Victor Frankenstein, poussé par le désir de transcender les limites naturelles, assemble une créature humanoïde à partir de matière inanimée. Horrifié par sa création, il l'abandonne, incitant l'être à chercher vengeance pour son isolement. Le récit suit les conséquences catastrophiques de ce lien brisé, passant de l'Arctique glacial aux sereines Alpes suisses, alors que le créateur et la créature sont enfermés dans une quête mutuelle de ruine.
Bien qu’il se croie innocent de ce crime spécifique, Victor reste tranquille jusqu’à ce qu’il approche du cercueil. En voyant la forme sans vie d’Henry Clerval, son ami le plus cher, le sang-froid de Victor se brise. Il halète pour respirer et se jette sur le corps, accusant ses propres machinations meurtrières d’avoir privé Henry de la vie. Le corps humain ne peut supporter l’agonie de cette reconnaissance, et Victor tombe dans des convulsions violentes, nécessitant qu’on le porte hors de la chambre. Une fièvre succède à ce choc, le confinant à son lit pendant deux mois à l’article de la mort. Ses délires sont effrayants ; il avoue les meurtres de William, Justine et Clerval, et hurle de terreur, sentant les doigts du monstre lui saisir le cou.

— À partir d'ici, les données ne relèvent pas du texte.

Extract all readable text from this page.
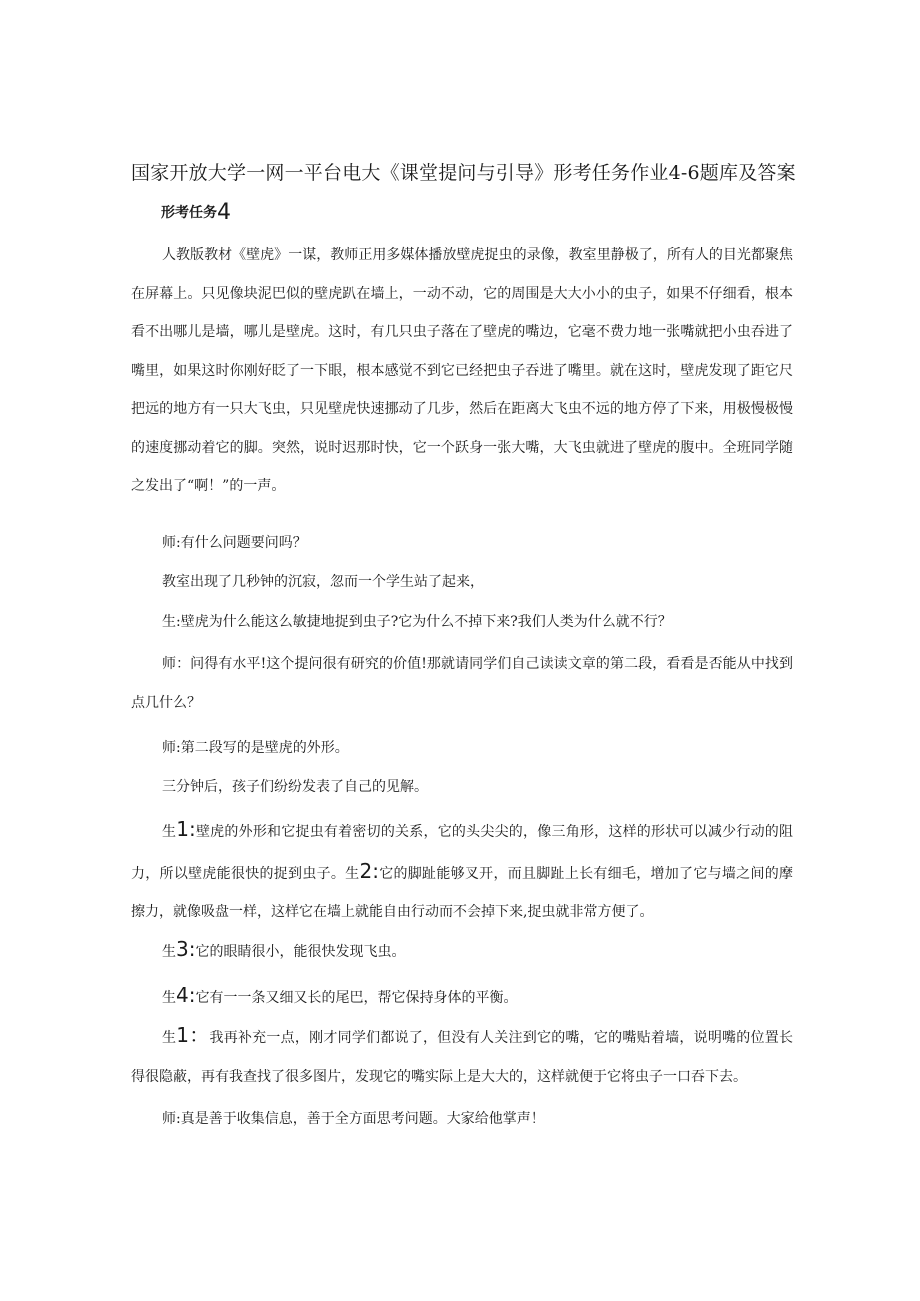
国家开放大学一网一平台电大《课堂提问与引导》形考任务作业4-6题库及答案
形考任务4

人教版教材《壁虎》一谋，教师正用多媒体播放壁虎捉虫的录像，教室里静极了，所有人的目光都聚焦在屏幕上。只见像块泥巴似的壁虎趴在墙上，一动不动，它的周围是大大小小的虫子，如果不仔细看，根本看不出哪儿是墙，哪儿是壁虎。这时，有几只虫子落在了壁虎的嘴边，它毫不费力地一张嘴就把小虫吞进了嘴里，如果这时你刚好眨了一下眼，根本感觉不到它已经把虫子吞进了嘴里。就在这时，壁虎发现了距它尺把远的地方有一只大飞虫，只见壁虎快速挪动了几步，然后在距离大飞虫不远的地方停了下来，用极慢极慢的速度挪动着它的脚。突然，说时迟那时快，它一个跃身一张大嘴，大飞虫就进了壁虎的腹中。全班同学随之发出了“啊！”的一声。

师:有什么问题要问吗？

教室出现了几秒钟的沉寂，忽而一个学生站了起来，

生:壁虎为什么能这么敏捷地捉到虫子?它为什么不掉下来?我们人类为什么就不行？

师：问得有水平!这个提问很有研究的价值!那就请同学们自己读读文章的第二段，看看是否能从中找到点几什么？

师:第二段写的是壁虎的外形。

三分钟后，孩子们纷纷发表了自己的见解。

生1:壁虎的外形和它捉虫有着密切的关系，它的头尖尖的，像三角形，这样的形状可以减少行动的阻力，所以壁虎能很快的捉到虫子。生2:它的脚趾能够叉开，而且脚趾上长有细毛，增加了它与墙之间的摩擦力，就像吸盘一样，这样它在墙上就能自由行动而不会掉下来,捉虫就非常方便了。

生3:它的眼睛很小，能很快发现飞虫。

生4:它有一一条又细又长的尾巴，帮它保持身体的平衡。

生1：我再补充一点，刚才同学们都说了，但没有人关注到它的嘴，它的嘴贴着墙，说明嘴的位置长得很隐蔽，再有我查找了很多图片，发现它的嘴实际上是大大的，这样就便于它将虫子一口吞下去。

师:真是善于收集信息，善于全方面思考问题。大家给他掌声！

Lorsque Victor se réveille enfin, il se retrouve dans une cellule de prison, émacié et entouré des misérables aménagements d’un cachot. Une infirmière indifférente lui annonce brutalement qu’il ferait mieux d’être mort pour le meurtre qu’il a commis. Cependant, il apprend bientôt que M. Kirwin lui a témoigné de la bienveillance, lui fournissant les meilleures installations possibles et des soins médicaux, bien que le magistrat lui rende visite rarement pour éviter la vue des divagations d’un meurtrier. À mesure que Victor se rétablit graduellement, il est plongé dans la morosité, sentant que la mort serait une délivrance. M. Kirwin entre et parle avec sympathie, révélant qu’il a contacté la famille de Victor et qu’un ami est arrivé pour lui rendre visite.

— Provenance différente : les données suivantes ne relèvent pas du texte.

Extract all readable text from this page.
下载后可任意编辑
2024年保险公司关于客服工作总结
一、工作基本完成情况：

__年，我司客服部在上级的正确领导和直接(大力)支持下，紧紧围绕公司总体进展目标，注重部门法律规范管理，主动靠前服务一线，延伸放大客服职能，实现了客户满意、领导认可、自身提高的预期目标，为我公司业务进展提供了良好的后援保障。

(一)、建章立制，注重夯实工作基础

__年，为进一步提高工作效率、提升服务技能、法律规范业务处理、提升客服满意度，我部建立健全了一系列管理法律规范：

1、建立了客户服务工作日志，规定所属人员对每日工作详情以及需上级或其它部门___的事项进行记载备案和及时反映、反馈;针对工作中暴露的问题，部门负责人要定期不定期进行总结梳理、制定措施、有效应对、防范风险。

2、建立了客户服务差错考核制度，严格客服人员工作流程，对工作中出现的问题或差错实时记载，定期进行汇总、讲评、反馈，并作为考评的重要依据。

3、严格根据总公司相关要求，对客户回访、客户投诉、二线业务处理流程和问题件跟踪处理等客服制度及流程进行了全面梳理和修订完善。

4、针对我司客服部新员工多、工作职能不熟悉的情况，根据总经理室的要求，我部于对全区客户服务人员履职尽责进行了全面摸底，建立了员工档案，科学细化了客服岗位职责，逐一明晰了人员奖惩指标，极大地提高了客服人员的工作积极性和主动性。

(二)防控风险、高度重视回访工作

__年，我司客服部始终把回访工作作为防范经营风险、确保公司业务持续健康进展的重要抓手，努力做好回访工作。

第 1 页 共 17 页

Terrifié à l’idée que cet « ami » soit le monstre venu se moquer de lui, Victor s’écrie de douleur pour éloigner le visiteur. La réaction sévère de M. Kirwin se transforme en surprise lorsque Victor réalise que le visiteur est son père, Alphonse Frankenstein. Ces retrouvailles procurent à Victor un moment de profond soulagement et de joie, et la présence de son père agit comme un bon ange, aidant à sa guérison physique. Pourtant, à mesure que sa santé revient, une noire mélancolie s’installe sur lui. L’image de Clerval, cadavérique et assassiné, est toujours devant ses yeux, et il sent que la vie est empoisonnée, ne voyant que des ténèbres pénétrées par le scintillement des yeux du défunt Henry ou les yeux humides du monstre.